第8話 冷めてもおいしいクッキー


 洗井あらいさんはエナの淹れた紅茶を3杯も飲み、「今度はなにか、羽織ものがあるといいかもねぇ」と笑った。そして、自分の作った服を嬉しそうに着る二人を見て、とても満足した様子で帰っていった。


 洗井さんを見送ると、もうお昼の時間だった。


「興奮したらお腹すいたわね」


 エナはてきぱきと動く。テーブルにはサラダや卵、アボカドやかぼちゃで作られたペースト、クリームチーズやスライスされたバナナを並べ、焼きたてのパンとベビーコーンのスープを運ぶ。いつもおっとりしているけれど、食事となると力がみなぎったように動く彼女を、朝陽あさひはとても素敵だなと思った。


「いただきましょう」


 焼きたてのパンを片手に、好きな具材をのせてサンドイッチにする。
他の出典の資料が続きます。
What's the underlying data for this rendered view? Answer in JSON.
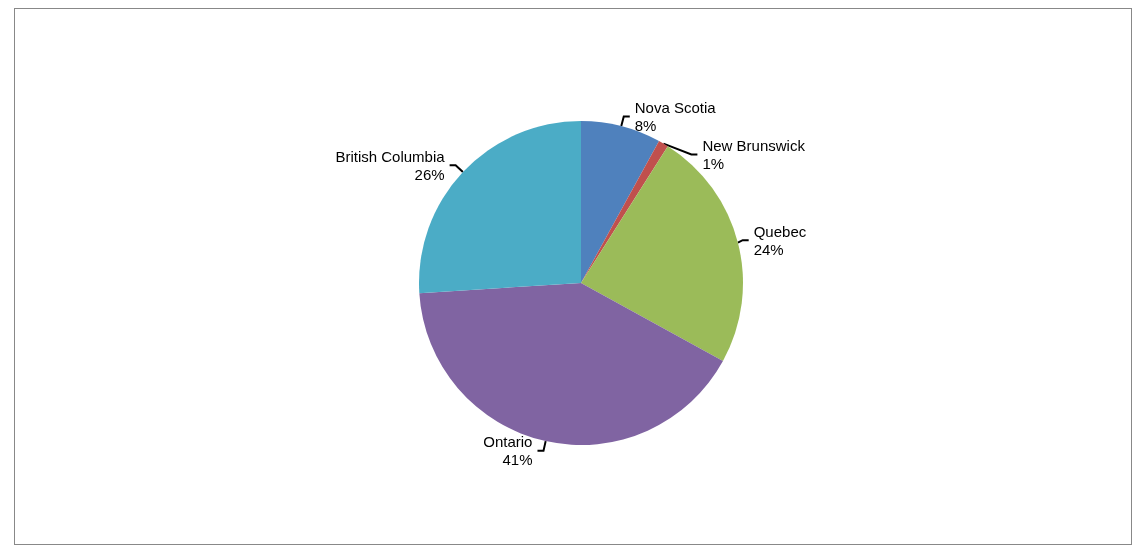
{
  "chart_data": {
    "type": "pie",
    "categories": [
      "Nova Scotia",
      "New Brunswick",
      "Quebec",
      "Ontario",
      "British Columbia"
    ],
    "values": [
      8,
      1,
      24,
      41,
      26
    ],
    "value_labels": [
      "8%",
      "1%",
      "24%",
      "41%",
      "26%"
    ],
    "colors": [
      "#4f81bd",
      "#c0504d",
      "#9bbb59",
      "#8064a2",
      "#4bacc6"
    ],
    "legend": false
  }
}
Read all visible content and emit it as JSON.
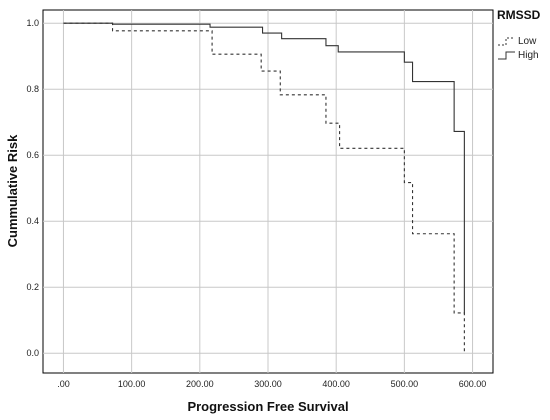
{
  "chart_data": {
    "type": "line",
    "subtype": "kaplan-meier-step",
    "xlabel": "Progression Free Survival",
    "ylabel": "Cummulative Risk",
    "xlim": [
      -30,
      630
    ],
    "ylim": [
      -0.06,
      1.04
    ],
    "x_ticks": [
      0,
      100,
      200,
      300,
      400,
      500,
      600
    ],
    "x_tick_labels": [
      ".00",
      "100.00",
      "200.00",
      "300.00",
      "400.00",
      "500.00",
      "600.00"
    ],
    "y_ticks": [
      0.0,
      0.2,
      0.4,
      0.6,
      0.8,
      1.0
    ],
    "y_tick_labels": [
      "0.0",
      "0.2",
      "0.4",
      "0.6",
      "0.8",
      "1.0"
    ],
    "grid": true,
    "legend": {
      "title": "RMSSD",
      "placement": "top-right-outside"
    },
    "series": [
      {
        "name": "Low",
        "style": "dashed",
        "color": "#333333",
        "steps": [
          [
            0,
            1.0
          ],
          [
            72,
            0.977
          ],
          [
            218,
            0.906
          ],
          [
            290,
            0.855
          ],
          [
            318,
            0.783
          ],
          [
            385,
            0.697
          ],
          [
            405,
            0.621
          ],
          [
            500,
            0.517
          ],
          [
            512,
            0.362
          ],
          [
            573,
            0.122
          ],
          [
            588,
            0.0
          ]
        ]
      },
      {
        "name": "High",
        "style": "solid",
        "color": "#333333",
        "steps": [
          [
            0,
            1.0
          ],
          [
            72,
            0.997
          ],
          [
            215,
            0.988
          ],
          [
            292,
            0.97
          ],
          [
            320,
            0.953
          ],
          [
            385,
            0.932
          ],
          [
            403,
            0.913
          ],
          [
            500,
            0.882
          ],
          [
            512,
            0.823
          ],
          [
            573,
            0.672
          ],
          [
            588,
            0.12
          ]
        ]
      }
    ]
  }
}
エナはほとんど全部の具材をのせてかぶりついていた。朝陽はアボカドとクリームチーズ、サラダと卵を挟んで食べる。


「おいしい……」


 朝陽が笑うと、エナも嬉しそうに「ね」なんて言って微笑んだ。




 昼食を終えると恐ろしいほど体がぐったりして、朝陽は再びベッドに沈む。


「急なお客さんで疲れちゃったでしょう?ゆっくり休んで」


 エナはそう言ってくれたけれど、朝陽はなんだか申し訳なくて「食っちゃ寝で、すみません」とだけ言って重たいまぶたを閉じた。

 どうしてこんなに眠たいのか、自分でも分からない。

 あのアパートではちっとも寝た気がしなかったのに、今は夢も見ずコトンと眠る。それはシャッターでも閉めるような、強制的な睡眠だった。
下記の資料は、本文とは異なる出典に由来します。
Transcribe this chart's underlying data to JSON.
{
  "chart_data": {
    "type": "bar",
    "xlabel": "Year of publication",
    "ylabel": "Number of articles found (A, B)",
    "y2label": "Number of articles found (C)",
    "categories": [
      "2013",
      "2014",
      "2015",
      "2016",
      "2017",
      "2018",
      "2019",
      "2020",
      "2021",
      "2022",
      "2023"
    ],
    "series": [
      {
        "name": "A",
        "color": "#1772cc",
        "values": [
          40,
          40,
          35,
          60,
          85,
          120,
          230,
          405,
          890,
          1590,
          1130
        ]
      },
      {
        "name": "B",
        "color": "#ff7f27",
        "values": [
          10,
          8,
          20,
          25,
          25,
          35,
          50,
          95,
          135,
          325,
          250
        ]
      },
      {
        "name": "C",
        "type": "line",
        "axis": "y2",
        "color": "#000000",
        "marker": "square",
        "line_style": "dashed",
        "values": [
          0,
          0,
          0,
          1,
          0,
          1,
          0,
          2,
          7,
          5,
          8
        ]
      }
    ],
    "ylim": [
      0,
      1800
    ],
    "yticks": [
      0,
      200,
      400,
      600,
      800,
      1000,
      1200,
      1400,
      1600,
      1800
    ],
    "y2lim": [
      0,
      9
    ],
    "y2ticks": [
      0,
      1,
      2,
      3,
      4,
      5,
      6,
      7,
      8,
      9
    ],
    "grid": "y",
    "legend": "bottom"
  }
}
 「食っちゃ寝だなんて」と笑うエナの声が聞こえたような気がした。だけど、朝陽の脳はもうすでに甘やかな眠気に支配され、何かを把握するなんてそんな難しいことはできなかった。




 次の瞬間、目を覚ますと外はもう真っ暗だった。

 朝陽はつい「しまった」と思う。また昼夜逆転を進行させてしまった。どうして自分はこう堪え性がないのだろう。こんなんで立派な社会人になんてなれるわけないわ、そう思って起き上がると、エナがキッチンでクッキーを焼いていた。


 朝陽は心底ほっとした。

 ここは就活なんてない世界だった。夜中にクッキーを焼いたっていい世界なんだ。


「エナさん、すっかり眠っちゃって……」


 のろのろとベッドから立ち上がると、エナは振り向いて微笑んだ。


「いいのよぉ。それだけ体が睡眠を欲してるってことでしょう?自然の摂理にまかせましょう」




 テーブルには、フクロウ先生のホットミルク、そしてエナが作ったマシュマロ入りのクッキーが並んでいた。そして二人は、洗井さんお手製のお揃いのパジャマを着ている。
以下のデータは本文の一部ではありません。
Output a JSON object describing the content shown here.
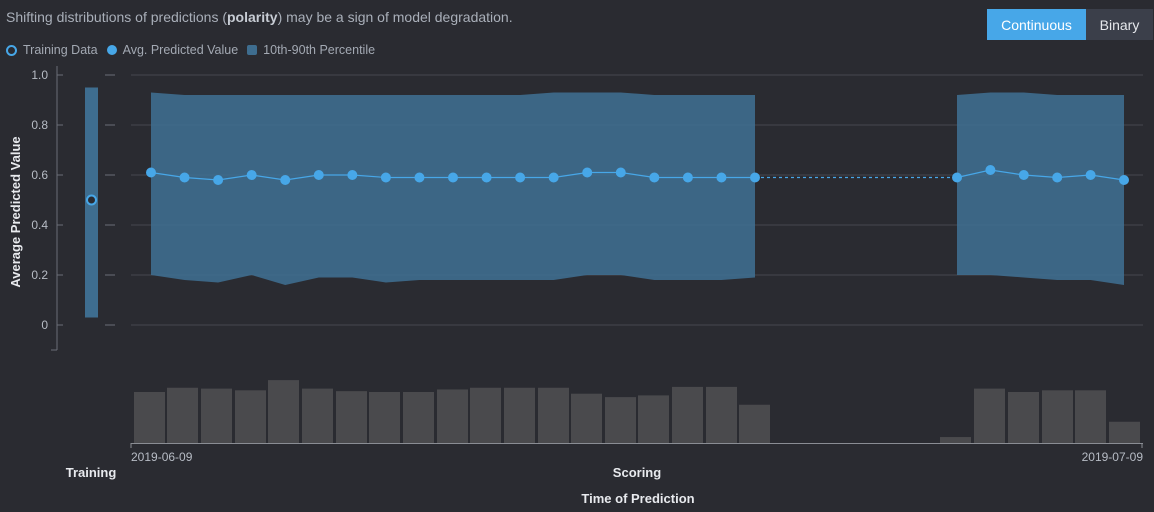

「朝陽ちゃんが眠ってる間にね、フクロウ先生が来て、“きちんと食べて、よく眠れているなら大丈夫”って言ってたわ。でも遅い時間にしっかりご飯を食べると、睡眠の質が落ちるから、ホットミルクと軽いものを食べなさいって。お腹が空きすぎても眠れないでしょう?だから、軽く食べてね」


 エナはそう言いながら、クッキーをつまむ。

 朝陽はうつむいて、「ありがとうございます」と言う。焼きたてのクッキーはサクサクしていたけれど、閉じ込められたマシュマロがとろりと出てきて、信じられないくらいにおいしかった。


「あの……、この世界にはお金がないんですね」


 朝陽はうつむいたまま呟く。この恩をどうやったら返せるのか途方に暮れていた。


「お金ってものが、朝陽ちゃんの世界にはあるの?」


 エナは不思議そうに聞く。


「はい。働いたりしたら報酬としてもらえて、それを使って食べ物とか生きるためのものを手に入れるんです。労働の対価です」


 朝陽が言うと、エナはほんの少し考えてまた尋ねる。


「その“お金”ってものがないと、生きていけないの?」


 エナの顔が不審そうに歪む。


「まぁ、はい。生活するにはお金は絶対に必要なので……。お金がないと病院にも行けないし、ご飯も食べられません。そういうものが、この世界にはないのでしょうか?」


「ないわ」


 エナはきっぱりと答えた。


「だってもし、働けなくなったらどうするの?そのお金ってものがないと、生きていけないんでしょう?働けない人は死ねっていうの?そんなのひどすぎるわ」


 エナはむしゃむしゃとクッキーをたいらげる。


 そうなったらそれなりの保証とか保険とか、年金だとかそういうものがあるにはあるんだけれど……、そこまで説明すると朝陽自身もこんがらがりそうなので言わずにおいた。


 ぐび、とホットミルクを飲むと、エナは話し始めた。


「この世界に労働の対価なんてないわよ。みんな好きでやってるの。自分の特技を活かしてね。でも……まぁ、あえて言うなら恩返しかもね。みんな誰かに助けられて生きてるから、自分も誰かを助けるために働いてるの。だって、このパジャマだって、私、こんな素敵な寝心地の良いものは作れないわ。フクロウ先生みたいに頭もよくないし。だからね、私はおいしいものを作ってるの。少しでもみんなが健康で元気に過ごせるようなおいしい食事をね。それにもし、事故やなんやで働けなくなっても、みんなが助けてくれるわ。そうやってたくさん助けてもらうとね、早く元気になって、またみんなに恩返ししたいって思うもんだしね。ここのみんなはね、ちょっとお節介なくらいプレゼントするのが大好きなのよ」



 朝陽は唖然とした。

 そんな夢のような世界があるなんて。

 そう思うと同時に、ゾッとした。

 朝陽の世界ではそんなことは無理だ。お金がないとすぐに争いごとが起きるし、弱い人間は切り捨てられるように死んでいくし、私欲のために人を殺せるような恐ろしい世界なのだから。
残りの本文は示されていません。